Coty’s shares leapt some 27 percent in value on Friday after new CEO Pierre Laubies pledged to ‘work strongly’ to turn its tricky consumer beauty division’s fortunes around, according to a report published by the Financial Times.
“There are some issues with how we market the Cover girl brand, and the team is taking stock. The brand deserves better and we’ll work strongly to turn it around,” Laubies said on an analyst call on Friday, per the Financial Times.
Prior to Friday’s upsurge, the stock had lost more than two-thirds of its value since Coty acquired the P&G beauty portfolio back in 2015.
Coty second quarter results beat market expectations with sales for the three months ended December 31, 2018 dropping 4.8 percent to US$2.511 billion.

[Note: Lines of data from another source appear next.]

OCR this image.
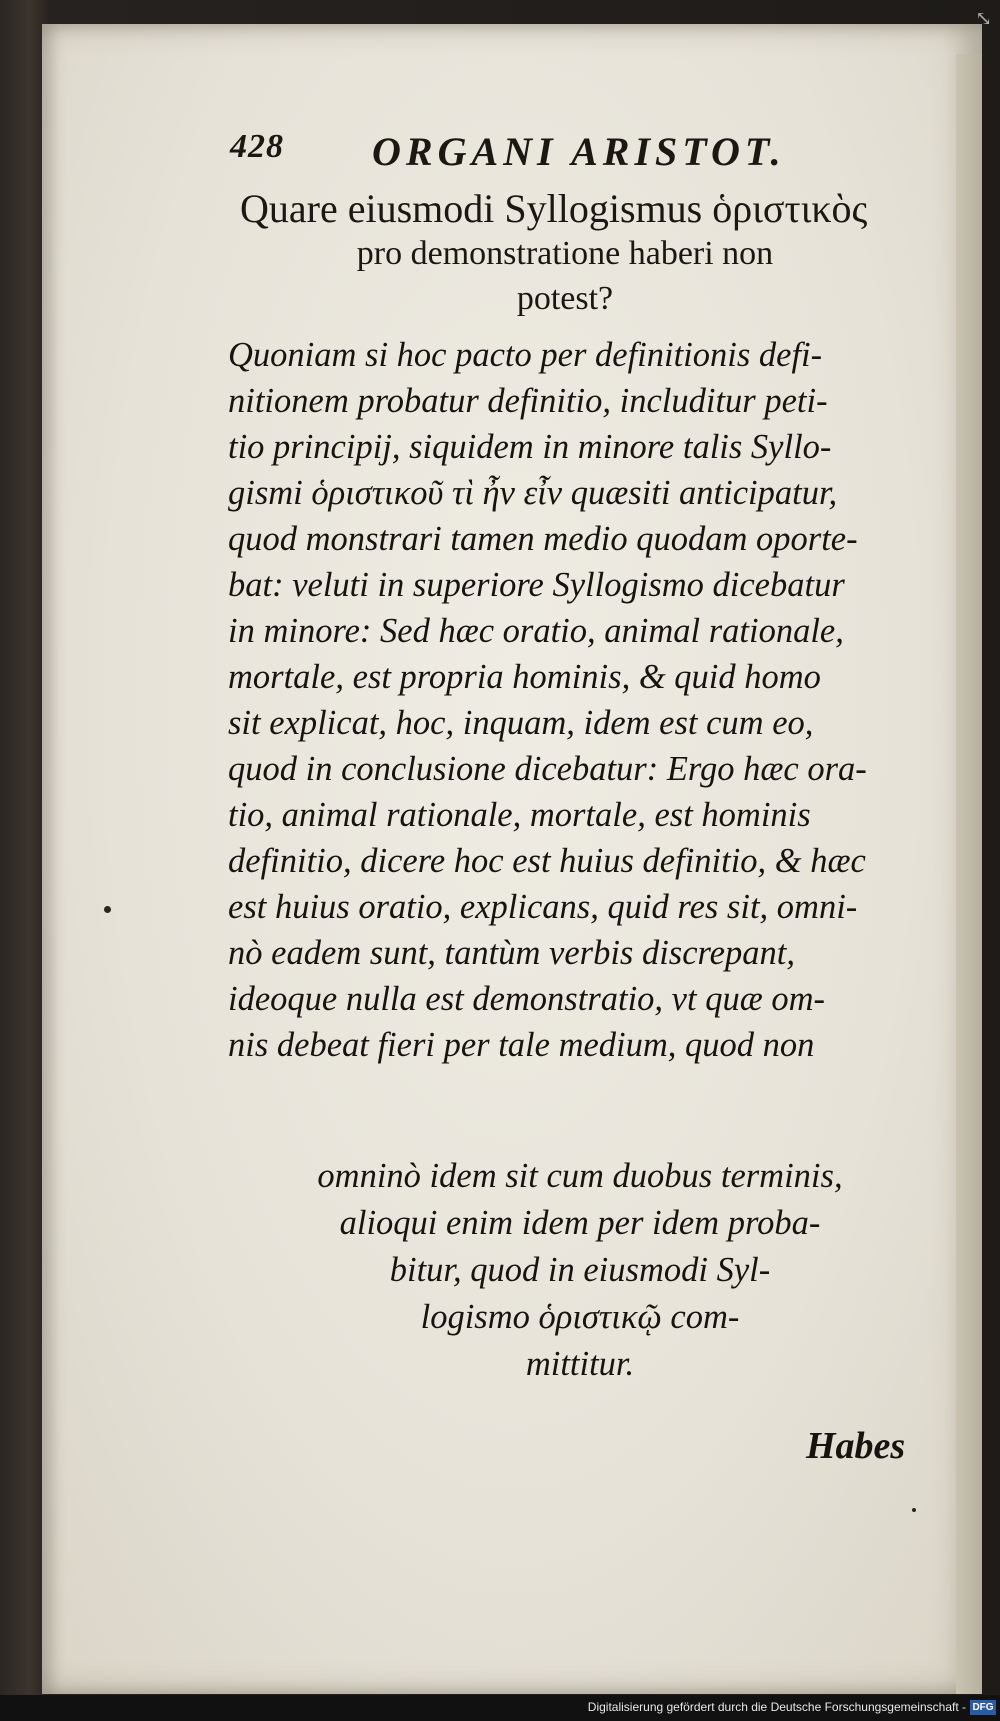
428 ORGANI ARISTOT.
Quare eiusmodi Syllogismus ὁριστικὸς
pro demonstratione haberi non
potest?
Quoniam si hoc pacto per definitionis defi-
nitionem probatur definitio, includitur peti-
tio principij, siquidem in minore talis Syllo-
gismi ὁριστικοῦ τὶ ἦν εἶν quæsiti anticipatur,
quod monstrari tamen medio quodam oporte-
bat: veluti in superiore Syllogismo dicebatur
in minore: Sed hæc oratio, animal rationale,
mortale, est propria hominis, & quid homo
sit explicat, hoc, inquam, idem est cum eo,
quod in conclusione dicebatur: Ergo hæc ora-
tio, animal rationale, mortale, est hominis
definitio, dicere hoc est huius definitio, & hæc
est huius oratio, explicans, quid res sit, omni-
nò eadem sunt, tantùm verbis discrepant,
ideoque nulla est demonstratio, vt quæ om-
nis debeat fieri per tale medium, quod non
omninò idem sit cum duobus terminis,
alioqui enim idem per idem proba-
bitur, quod in eiusmodi Syl-
logismo ὁριστικῷ com-
mittitur.
Habes
⤡
Digitalisierung gefördert durch die Deutsche Forschungsgemeinschaft - DFG
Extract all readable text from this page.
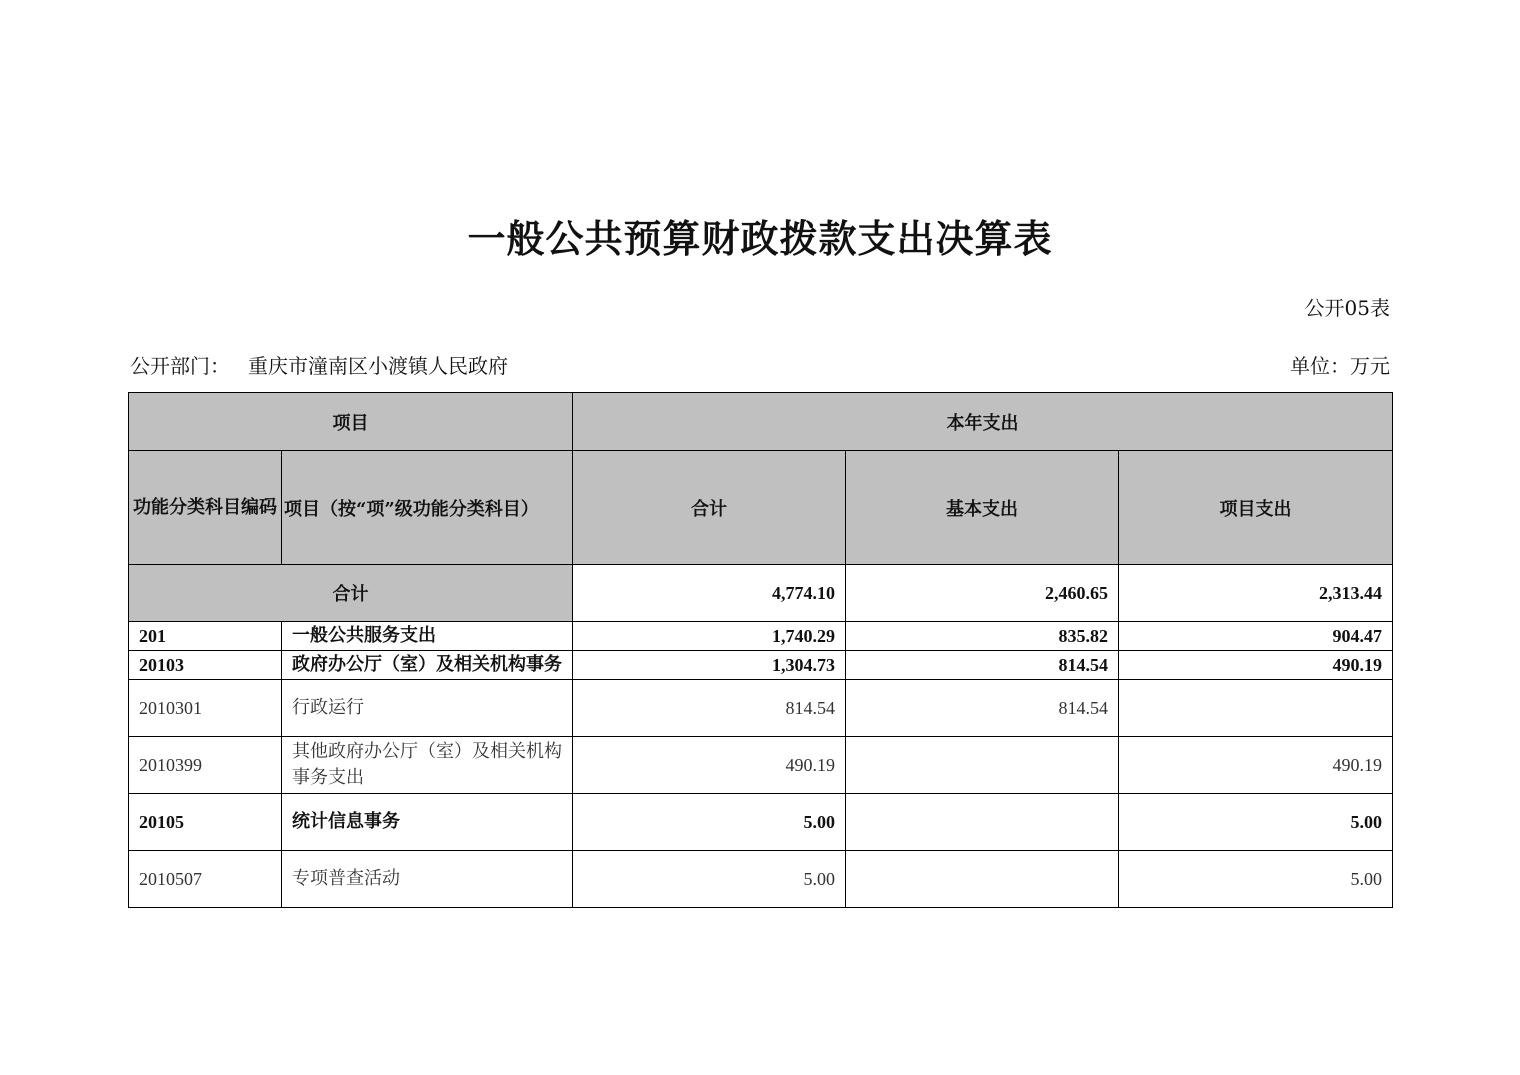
一般公共预算财政拨款支出决算表
公开05表
公开部门： 重庆市潼南区小渡镇人民政府	单位：万元
项目		本年支出		
功能分类科目编码	项目（按“项”级功能分类科目）	合计	基本支出	项目支出
合计		4,774.10	2,460.65	2,313.44
201	一般公共服务支出	1,740.29	835.82	904.47
20103	政府办公厅（室）及相关机构事务	1,304.73	814.54	490.19
2010301	行政运行	814.54	814.54	
2010399	其他政府办公厅（室）及相关机构事务支出	490.19		490.19
20105	统计信息事务	5.00		5.00
2010507	专项普查活动	5.00		5.00
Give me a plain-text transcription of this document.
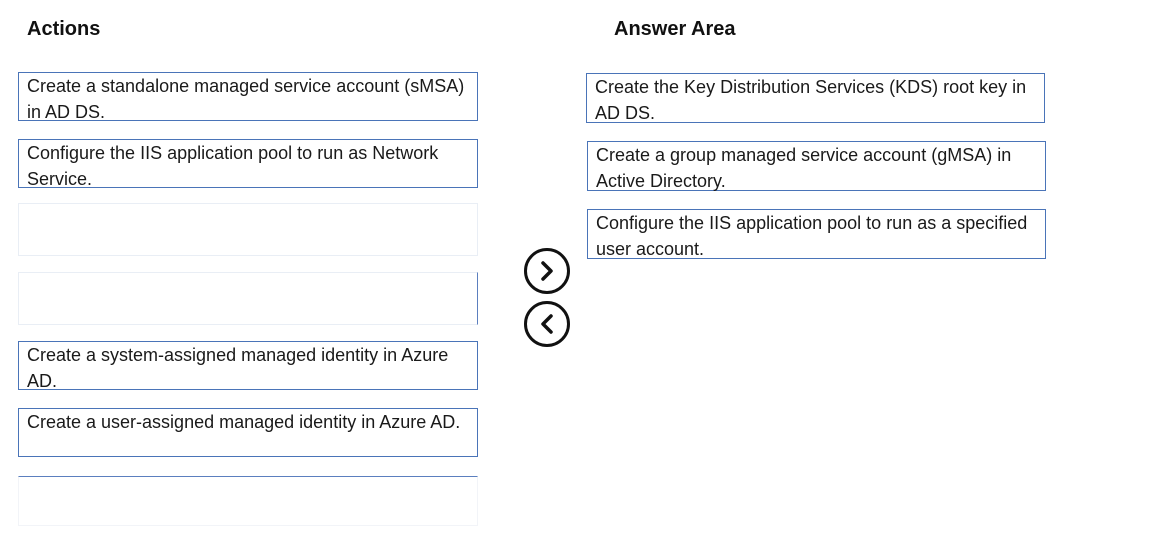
Actions	Answer Area
Create a standalone managed service account (sMSA) in AD DS.
Configure the IIS application pool to run as Network Service.
Create a system-assigned managed identity in Azure AD.
Create a user-assigned managed identity in Azure AD.
Create the Key Distribution Services (KDS) root key in AD DS.
Create a group managed service account (gMSA) in Active Directory.
Configure the IIS application pool to run as a specified user account.
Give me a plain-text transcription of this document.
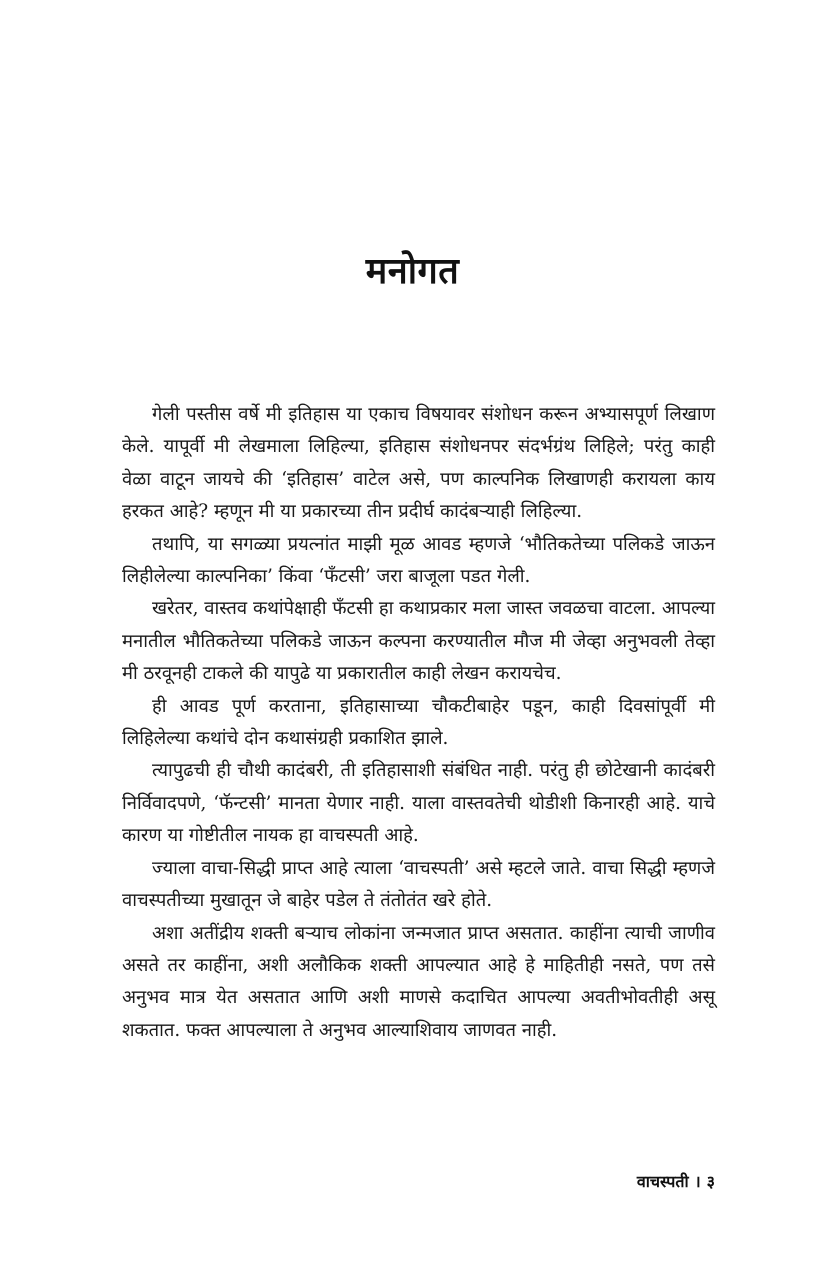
मनोगत

गेली पस्तीस वर्षे मी इतिहास या एकाच विषयावर संशोधन करून अभ्यासपूर्ण लिखाण केले. यापूर्वी मी लेखमाला लिहिल्या, इतिहास संशोधनपर संदर्भग्रंथ लिहिले; परंतु काही वेळा वाटून जायचे की ‘इतिहास’ वाटेल असे, पण काल्पनिक लिखाणही करायला काय हरकत आहे? म्हणून मी या प्रकारच्या तीन प्रदीर्घ कादंबऱ्याही लिहिल्या.

तथापि, या सगळ्या प्रयत्नांत माझी मूळ आवड म्हणजे ‘भौतिकतेच्या पलिकडे जाऊन लिहीलेल्या काल्पनिका’ किंवा ‘फँटसी’ जरा बाजूला पडत गेली.

खरेतर, वास्तव कथांपेक्षाही फँटसी हा कथाप्रकार मला जास्त जवळचा वाटला. आपल्या मनातील भौतिकतेच्या पलिकडे जाऊन कल्पना करण्यातील मौज मी जेव्हा अनुभवली तेव्हा मी ठरवूनही टाकले की यापुढे या प्रकारातील काही लेखन करायचेच.

ही आवड पूर्ण करताना, इतिहासाच्या चौकटीबाहेर पडून, काही दिवसांपूर्वी मी लिहिलेल्या कथांचे दोन कथासंग्रही प्रकाशित झाले.

त्यापुढची ही चौथी कादंबरी, ती इतिहासाशी संबंधित नाही. परंतु ही छोटेखानी कादंबरी निर्विवादपणे, ‘फॅन्टसी’ मानता येणार नाही. याला वास्तवतेची थोडीशी किनारही आहे. याचे कारण या गोष्टीतील नायक हा वाचस्पती आहे.

ज्याला वाचा-सिद्धी प्राप्त आहे त्याला ‘वाचस्पती’ असे म्हटले जाते. वाचा सिद्धी म्हणजे वाचस्पतीच्या मुखातून जे बाहेर पडेल ते तंतोतंत खरे होते.

अशा अतींद्रीय शक्ती बऱ्याच लोकांना जन्मजात प्राप्त असतात. काहींना त्याची जाणीव असते तर काहींना, अशी अलौकिक शक्ती आपल्यात आहे हे माहितीही नसते, पण तसे अनुभव मात्र येत असतात आणि अशी माणसे कदाचित आपल्या अवतीभोवतीही असू शकतात. फक्त आपल्याला ते अनुभव आल्याशिवाय जाणवत नाही.

वाचस्पती । ३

“Since I joined the company a few months ago, I have been thoroughly evaluating each part of our business, working to assess what has and has not worked, and where the opportunities lie,” commented Laubies. “Within Coty, there are clear opportunities to improve how we run our company in order to enhance the quality of our business model, thereby giving us the time that we need to address our more strategic issues. I must stress that while we are confident that we can return Coty to a path of sustainable growth, we are also realistic that it will take time to achieve this outcome. Our Luxury and Professional Beauty divisions are growing reasonably well, but they cannot compensate completely for the difficult trajectory of our Consumer Beauty division. In Consumer Beauty, we need to earn our right to grow.”